Meine eigentliche Idee war es, am Colorado River entlang nach Süden zu fahren und in Needles zu stoppen. Ich habe dann mal meinen Lonely Planet gecheckt und auf die Schnelle so gar nichts dazu gefunden. Da ich gestern schon etwas Schwierigkeiten hatte bei der Motelsuche (zumindest deutlich weiter fahren musste als ich wollte) und es auch noch einige tolle Dinge auf dem Weg nach San Diego gibt, was mein nächstes städtisches Ziel ist, ändere ich meine Route spontan. Needles und der Colorado River wird gestrichen. Der Colorado River ist ohnehin die dreckigste beziehungsweise verseuchteste Brühe der Staaten, daher fällt mir der Verzicht nicht schwer.

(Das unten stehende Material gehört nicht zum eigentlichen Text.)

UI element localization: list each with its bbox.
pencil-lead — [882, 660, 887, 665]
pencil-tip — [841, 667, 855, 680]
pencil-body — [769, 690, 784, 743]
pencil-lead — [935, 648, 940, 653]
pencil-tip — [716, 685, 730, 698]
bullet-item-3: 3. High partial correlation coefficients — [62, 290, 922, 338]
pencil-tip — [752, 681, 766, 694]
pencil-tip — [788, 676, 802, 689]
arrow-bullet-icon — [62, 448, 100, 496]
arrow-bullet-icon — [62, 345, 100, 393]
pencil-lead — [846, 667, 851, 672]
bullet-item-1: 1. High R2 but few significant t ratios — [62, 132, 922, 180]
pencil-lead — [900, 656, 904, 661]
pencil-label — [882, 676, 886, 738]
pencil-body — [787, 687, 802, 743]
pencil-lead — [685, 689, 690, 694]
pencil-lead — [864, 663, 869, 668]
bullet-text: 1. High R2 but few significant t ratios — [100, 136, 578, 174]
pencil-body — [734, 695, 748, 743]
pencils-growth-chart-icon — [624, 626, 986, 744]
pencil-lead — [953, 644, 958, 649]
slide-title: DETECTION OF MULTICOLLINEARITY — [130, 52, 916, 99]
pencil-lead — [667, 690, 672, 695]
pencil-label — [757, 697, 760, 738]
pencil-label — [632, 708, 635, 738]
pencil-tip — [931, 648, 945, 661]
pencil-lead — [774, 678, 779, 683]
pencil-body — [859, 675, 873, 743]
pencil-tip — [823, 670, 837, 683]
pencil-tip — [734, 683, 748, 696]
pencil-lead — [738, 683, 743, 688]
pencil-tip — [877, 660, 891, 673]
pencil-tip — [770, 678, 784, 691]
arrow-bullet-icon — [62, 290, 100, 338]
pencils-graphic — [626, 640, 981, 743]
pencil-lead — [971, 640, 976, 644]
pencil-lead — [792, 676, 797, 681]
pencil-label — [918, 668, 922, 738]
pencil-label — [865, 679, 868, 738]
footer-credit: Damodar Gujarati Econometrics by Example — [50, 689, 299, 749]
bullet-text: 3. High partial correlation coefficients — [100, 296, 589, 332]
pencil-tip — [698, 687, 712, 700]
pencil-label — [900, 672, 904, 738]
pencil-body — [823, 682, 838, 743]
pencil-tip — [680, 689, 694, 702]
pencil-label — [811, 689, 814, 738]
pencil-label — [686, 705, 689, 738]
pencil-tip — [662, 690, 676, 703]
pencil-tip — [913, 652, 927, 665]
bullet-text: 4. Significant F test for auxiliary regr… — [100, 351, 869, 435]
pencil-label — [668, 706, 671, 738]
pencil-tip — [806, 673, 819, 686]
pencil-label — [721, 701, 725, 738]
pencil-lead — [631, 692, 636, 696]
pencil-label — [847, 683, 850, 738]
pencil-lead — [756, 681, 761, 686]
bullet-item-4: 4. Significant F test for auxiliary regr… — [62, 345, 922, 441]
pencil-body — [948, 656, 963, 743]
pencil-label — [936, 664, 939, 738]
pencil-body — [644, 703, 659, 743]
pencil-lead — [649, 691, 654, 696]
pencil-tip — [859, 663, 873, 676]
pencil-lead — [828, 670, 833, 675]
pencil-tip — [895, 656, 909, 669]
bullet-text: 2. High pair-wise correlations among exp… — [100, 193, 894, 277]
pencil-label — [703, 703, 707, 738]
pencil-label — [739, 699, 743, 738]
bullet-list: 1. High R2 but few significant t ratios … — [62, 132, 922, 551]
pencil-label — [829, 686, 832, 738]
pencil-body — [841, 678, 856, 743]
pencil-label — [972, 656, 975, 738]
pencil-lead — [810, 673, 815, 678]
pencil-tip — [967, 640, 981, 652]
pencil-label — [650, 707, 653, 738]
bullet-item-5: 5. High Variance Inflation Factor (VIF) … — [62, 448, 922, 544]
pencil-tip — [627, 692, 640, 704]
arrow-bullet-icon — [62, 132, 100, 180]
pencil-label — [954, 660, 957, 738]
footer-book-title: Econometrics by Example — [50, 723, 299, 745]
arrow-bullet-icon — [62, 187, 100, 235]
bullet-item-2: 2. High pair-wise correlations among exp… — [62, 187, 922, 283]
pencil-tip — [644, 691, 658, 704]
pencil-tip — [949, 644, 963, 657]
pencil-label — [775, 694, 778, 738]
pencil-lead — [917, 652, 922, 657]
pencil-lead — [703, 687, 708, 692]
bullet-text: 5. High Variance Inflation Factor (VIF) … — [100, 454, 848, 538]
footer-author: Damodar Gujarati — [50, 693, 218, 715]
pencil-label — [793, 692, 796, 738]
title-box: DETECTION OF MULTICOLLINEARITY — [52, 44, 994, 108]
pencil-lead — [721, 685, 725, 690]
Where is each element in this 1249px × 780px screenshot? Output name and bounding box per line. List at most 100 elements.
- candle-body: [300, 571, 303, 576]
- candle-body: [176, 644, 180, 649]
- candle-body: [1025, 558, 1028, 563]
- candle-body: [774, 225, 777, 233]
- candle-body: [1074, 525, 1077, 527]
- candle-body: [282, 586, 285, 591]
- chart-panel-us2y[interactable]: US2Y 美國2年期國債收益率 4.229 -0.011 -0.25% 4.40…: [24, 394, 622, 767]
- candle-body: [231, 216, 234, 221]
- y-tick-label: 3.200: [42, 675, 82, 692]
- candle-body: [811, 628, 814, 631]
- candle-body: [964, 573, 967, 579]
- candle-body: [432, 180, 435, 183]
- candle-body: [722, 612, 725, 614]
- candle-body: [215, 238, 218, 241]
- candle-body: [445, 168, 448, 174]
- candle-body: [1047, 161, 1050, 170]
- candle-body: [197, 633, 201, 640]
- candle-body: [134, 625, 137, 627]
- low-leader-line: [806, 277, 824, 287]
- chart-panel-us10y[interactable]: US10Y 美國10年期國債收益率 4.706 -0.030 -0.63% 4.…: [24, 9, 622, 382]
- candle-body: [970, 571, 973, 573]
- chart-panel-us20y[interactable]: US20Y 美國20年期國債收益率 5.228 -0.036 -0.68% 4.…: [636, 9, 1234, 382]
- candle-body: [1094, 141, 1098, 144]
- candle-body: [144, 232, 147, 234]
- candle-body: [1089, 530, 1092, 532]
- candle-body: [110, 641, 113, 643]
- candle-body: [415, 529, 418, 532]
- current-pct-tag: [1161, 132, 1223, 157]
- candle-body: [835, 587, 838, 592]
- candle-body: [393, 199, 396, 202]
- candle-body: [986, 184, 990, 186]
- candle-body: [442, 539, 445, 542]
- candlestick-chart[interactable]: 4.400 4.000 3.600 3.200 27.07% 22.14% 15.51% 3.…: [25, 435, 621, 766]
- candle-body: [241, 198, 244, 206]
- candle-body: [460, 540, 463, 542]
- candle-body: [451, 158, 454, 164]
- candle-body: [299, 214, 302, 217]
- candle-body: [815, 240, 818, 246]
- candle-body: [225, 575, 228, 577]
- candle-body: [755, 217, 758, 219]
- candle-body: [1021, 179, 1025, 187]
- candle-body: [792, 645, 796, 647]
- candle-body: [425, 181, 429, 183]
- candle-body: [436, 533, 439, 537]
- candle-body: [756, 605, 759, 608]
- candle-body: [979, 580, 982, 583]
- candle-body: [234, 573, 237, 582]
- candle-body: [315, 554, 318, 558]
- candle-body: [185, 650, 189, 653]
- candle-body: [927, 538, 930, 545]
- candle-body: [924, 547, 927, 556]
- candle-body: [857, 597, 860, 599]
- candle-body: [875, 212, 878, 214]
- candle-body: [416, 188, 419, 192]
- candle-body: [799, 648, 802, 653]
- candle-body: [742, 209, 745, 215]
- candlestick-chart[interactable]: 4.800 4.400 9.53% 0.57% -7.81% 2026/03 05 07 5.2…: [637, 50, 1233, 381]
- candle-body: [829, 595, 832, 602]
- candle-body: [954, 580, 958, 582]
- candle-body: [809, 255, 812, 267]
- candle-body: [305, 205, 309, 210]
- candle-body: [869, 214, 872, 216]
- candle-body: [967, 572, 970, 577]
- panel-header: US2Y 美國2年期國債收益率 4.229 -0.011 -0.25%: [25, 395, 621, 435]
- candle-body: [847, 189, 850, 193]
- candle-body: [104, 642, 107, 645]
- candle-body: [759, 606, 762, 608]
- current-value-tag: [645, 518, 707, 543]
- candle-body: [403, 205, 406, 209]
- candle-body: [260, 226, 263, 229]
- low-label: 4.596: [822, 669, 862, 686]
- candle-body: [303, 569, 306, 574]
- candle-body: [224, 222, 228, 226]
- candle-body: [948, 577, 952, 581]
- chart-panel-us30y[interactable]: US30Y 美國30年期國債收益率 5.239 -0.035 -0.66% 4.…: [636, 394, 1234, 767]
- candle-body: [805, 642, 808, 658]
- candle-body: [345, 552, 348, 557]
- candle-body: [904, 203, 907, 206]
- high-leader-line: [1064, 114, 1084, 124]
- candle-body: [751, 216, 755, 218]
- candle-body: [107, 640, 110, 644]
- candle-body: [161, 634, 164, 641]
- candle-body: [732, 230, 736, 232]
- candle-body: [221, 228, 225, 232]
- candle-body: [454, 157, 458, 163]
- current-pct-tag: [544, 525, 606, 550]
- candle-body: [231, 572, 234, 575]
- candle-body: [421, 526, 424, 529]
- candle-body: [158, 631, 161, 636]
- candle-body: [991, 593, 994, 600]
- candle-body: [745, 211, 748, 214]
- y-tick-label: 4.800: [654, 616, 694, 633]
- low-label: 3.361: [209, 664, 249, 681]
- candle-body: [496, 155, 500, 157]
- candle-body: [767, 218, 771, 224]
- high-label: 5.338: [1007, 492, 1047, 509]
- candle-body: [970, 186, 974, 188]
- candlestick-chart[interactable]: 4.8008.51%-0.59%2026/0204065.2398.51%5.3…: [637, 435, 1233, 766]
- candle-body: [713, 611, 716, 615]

Stattdessen mache ich mich auf den Weg durch die Mojave in Richtung Joshua Trees National Park.

Bevor es los geht nutze ich noch die Outlets in Primm, das selbst auch schon in der Mojave liegt. Die Mojave erstreckt sich über ein riesiges Gebiet vom Stadtrand von Los Angeles fast an der Küste bis Las Vegas. Nur ein Teil davon ist Nationalpark, immerhin der drittgrößte der Staaten außerhalb Alaskas. Nur das Death Valley und Yellowstone sind größer.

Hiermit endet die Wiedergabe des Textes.